See Making TS&PC Explicit in Your Teaching for more information.
Progression in Thinking Skills and Personal Capabilities
Pupils’ progress in the Thinking Skills and Personal Capabilities (TS&PC) is not as linear as their progress in subject knowledge and understanding. For TS&PC, it can be more uneven.
For example, sometimes pupils are able to demonstrate their skills and capabilities well because:
- the task is relatively undemanding;
- the topic is familiar; or
- a more competent person has given them a good working model.
At other times, pupils’ ability to demonstrate competence can be reduced because the task is difficult, it is set in an unfamiliar context or they might not have a working model they can use.
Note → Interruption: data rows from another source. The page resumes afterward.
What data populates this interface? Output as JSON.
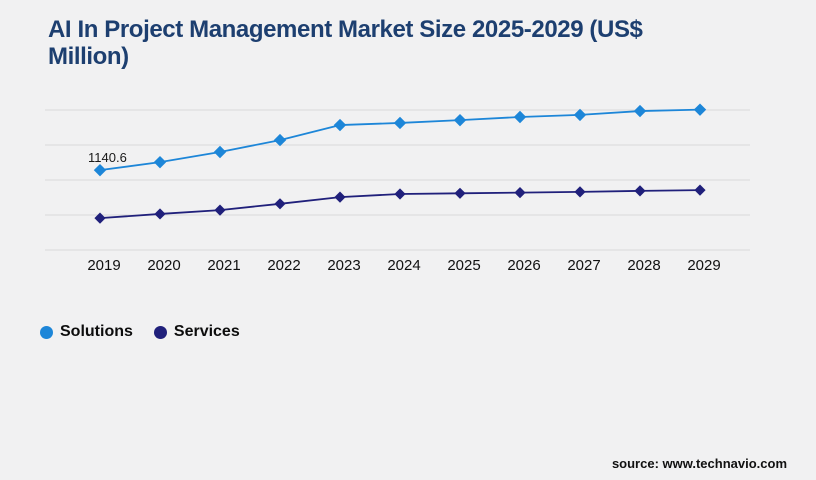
{
  "header": {
    "title": "AI In Project Management Market Size 2025-2029 (US$ Million)",
    "title_line1": "AI In Project Management Market Size 2025-2029 (US$",
    "title_line2": "Million)"
  },
  "chart_data": {
    "type": "line",
    "title": "AI In Project Management Market Size 2025-2029 (US$ Million)",
    "categories": [
      "2019",
      "2020",
      "2021",
      "2022",
      "2023",
      "2024",
      "2025",
      "2026",
      "2027",
      "2028",
      "2029"
    ],
    "series": [
      {
        "name": "Solutions",
        "color": "#1d86d8",
        "marker": "diamond",
        "values": [
          1140.6,
          1255,
          1400,
          1570,
          1785,
          1815,
          1855,
          1900,
          1930,
          1985,
          2005
        ]
      },
      {
        "name": "Services",
        "color": "#20207b",
        "marker": "diamond",
        "values": [
          455,
          515,
          570,
          660,
          755,
          800,
          810,
          820,
          830,
          845,
          855
        ]
      }
    ],
    "annotations": [
      {
        "text": "1140.6",
        "series": "Solutions",
        "category": "2019"
      }
    ],
    "xlabel": "",
    "ylabel": "",
    "ylim": [
      0,
      2000
    ],
    "gridline_step": 500,
    "grid": "horizontal",
    "y_axis_labels_visible": false,
    "legend_position": "bottom-left"
  },
  "footer": {
    "source": "source: www.technavio.com"
  },
  "colors": {
    "title": "#1d3f70",
    "background": "#f1f1f2",
    "gridline": "#d9d9d9",
    "axis_text": "#111111"
  }
}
To help you plan for progression in TS&PC, you might find the resources below useful:
- in the TS&PC guidance booklets, see:
- the sections on Progression of TS&PC in Pupils;
- Appendix 2: From–To Progress Maps, which show expected progress across the Key Stages; and
- Appendix 3: Strand Development; and
- subject-specific Progression Maps for Key Stage 3 (see Downloads below).
The Key Stage 3 Progression Maps provide a snapshot of the sorts of activities and experiences that could characterise the use of TS&PC within individual subjects. They are not definitive and they do not capture all the nuances that might occur within the classroom.
We have provided them as an extra layer of support for teachers who want more specific exemplification of TS&PC as they would be used in practice within their subject. The examples in the subject-specific maps could also spark ideas for:
- ways to structure pupil experiences;
- opportunities for infusion; and
- language that could inform recording and reporting on TS&PC.